Börsen-Zeitung: Mehr Chance als Gefahr, Kommentar von Ulli Gericke zu den Atomausstiegsbeschlüssen der Bundesregierung

Die Worte waren ähnlich, die Superlative fast
identisch. Auch gestern feierte die Regierung, einen „Meilenstein“
erreicht zu haben, wie schon im vergangenen Herbst, als sie den
Ausstieg aus dem Atomausstieg verkündete. Dessen Halbwertszeit bemaß
sich in wenigen Monaten. Nach dem GAU in Fukushima ist Schwarz-Gelb
jetzt in etwa da angelangt, wo Rot-Grün aufgehört hatte – wobei der
alte Atomkompromiss noch Laufzeiten von AKW über das inzwischen fest
vereinbarte Enddatum 2022 hinaus erlaubt hätte.

Wie schon der Kompromiss mit der Industrie vor einem Jahrzehnt
zeigte, halten auch die Versorger einen Atomausstieg bis Anfang der
2020er-Jahre für machbar – dies zur Erinnerung angesichts der vielen
Kassandras, die momentan wieder Hochkonjunktur haben und vor
großflächigen Blackouts warnen. Mit ersten Erfolgen, wie die
EEG-Novelle zeigt, das Fördergesetz für erneuerbare Energien. Hier
haben sich Windanlagenbauer erfolgreich den Plänen widersetzt, die
von allen Verbrauchern zu zahlende Vergütung für Windmühlen an Land
zu kürzen, obwohl deren Anhebung vor einigen Jahren nur durch die
hohen Stahlpreise gerechtfertigt war. Davon spricht keiner mehr,
dennoch wird der Zuschlag weiter gezahlt. Kein Wunder, dass
Verkehrsminister Peter Ramsauer unkt, kein Bauer werde künftig sein
Land noch zu früheren Spottpreisen für Stromtrassen zur Verfügung
stellen, wenn er sieht, wie üppig die Energiewende andernorts-etwa
bei der Photovoltaik oder der Biomasse – subventioniert wird.

Es geht also – wie immer – um viel Geld. Auch bei den
Kernkraftwerksbetreibern, die ihren abgeschriebenen und damit
hochlukrativen AKW hinterhertrauern.

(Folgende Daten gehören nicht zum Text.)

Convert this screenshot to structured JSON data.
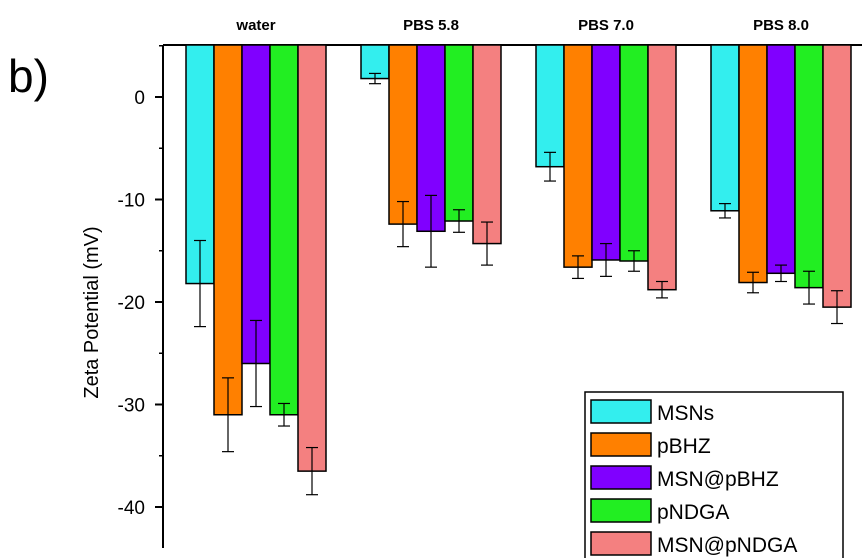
{
  "panel_label": "b)",
  "chart_data": {
    "type": "bar",
    "categories": [
      "water",
      "PBS 5.8",
      "PBS 7.0",
      "PBS 8.0"
    ],
    "ylabel": "Zeta Potential (mV)",
    "xlabel": "",
    "ylim": [
      -44,
      5
    ],
    "yticks": [
      0,
      -10,
      -20,
      -30,
      -40
    ],
    "legend_position": "bottom-right",
    "series": [
      {
        "name": "MSNs",
        "color": "#33eeee",
        "values": [
          -18.2,
          1.8,
          -6.8,
          -11.1
        ],
        "errors": [
          4.2,
          0.5,
          1.4,
          0.7
        ]
      },
      {
        "name": "pBHZ",
        "color": "#ff8000",
        "values": [
          -31.0,
          -12.4,
          -16.6,
          -18.1
        ],
        "errors": [
          3.6,
          2.2,
          1.1,
          1.0
        ]
      },
      {
        "name": "MSN@pBHZ",
        "color": "#8000ff",
        "values": [
          -26.0,
          -13.1,
          -15.9,
          -17.2
        ],
        "errors": [
          4.2,
          3.5,
          1.6,
          0.8
        ]
      },
      {
        "name": "pNDGA",
        "color": "#22ee22",
        "values": [
          -31.0,
          -12.1,
          -16.0,
          -18.6
        ],
        "errors": [
          1.1,
          1.1,
          1.0,
          1.6
        ]
      },
      {
        "name": "MSN@pNDGA",
        "color": "#f48080",
        "values": [
          -36.5,
          -14.3,
          -18.8,
          -20.5
        ],
        "errors": [
          2.3,
          2.1,
          0.8,
          1.6
        ]
      }
    ]
  }
}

Zudem geht es um die Frage, ob
die Bevölkerung Elektrizitätsleitungen akzeptiert, die nötig werden,
um Offshore-Strom in die südlichen Industriezentren zu bringen. Und
schließlich bleibt offen, ob der technische Fortschritt schnell genug
Speichermöglichkeiten erfindet für den volatilen Wind- und
Solarstrom, der zur Verfügung steht, wann er will, aber nicht, wann
immer er gebraucht wird.

Stattdessen sollte man aber jetzt erwarten können, dass sich beim
Thema Energiewende der Erfinder- und Bastlertrieb regt, der hiesigen
Unternehmen so häufig nachgesagt wird. Damit könnte das durchaus
ehrgeizige Vorhaben, ein Drittel des Strombedarfs im Jahr 2020 aus
erneuerbaren Energien zu decken, klappen. Und gleichzeitig entstünden
arbeitsplatzschaffende Exportprodukte, die für den globalen
klimafreundlichen Energieumbau benötigt werden.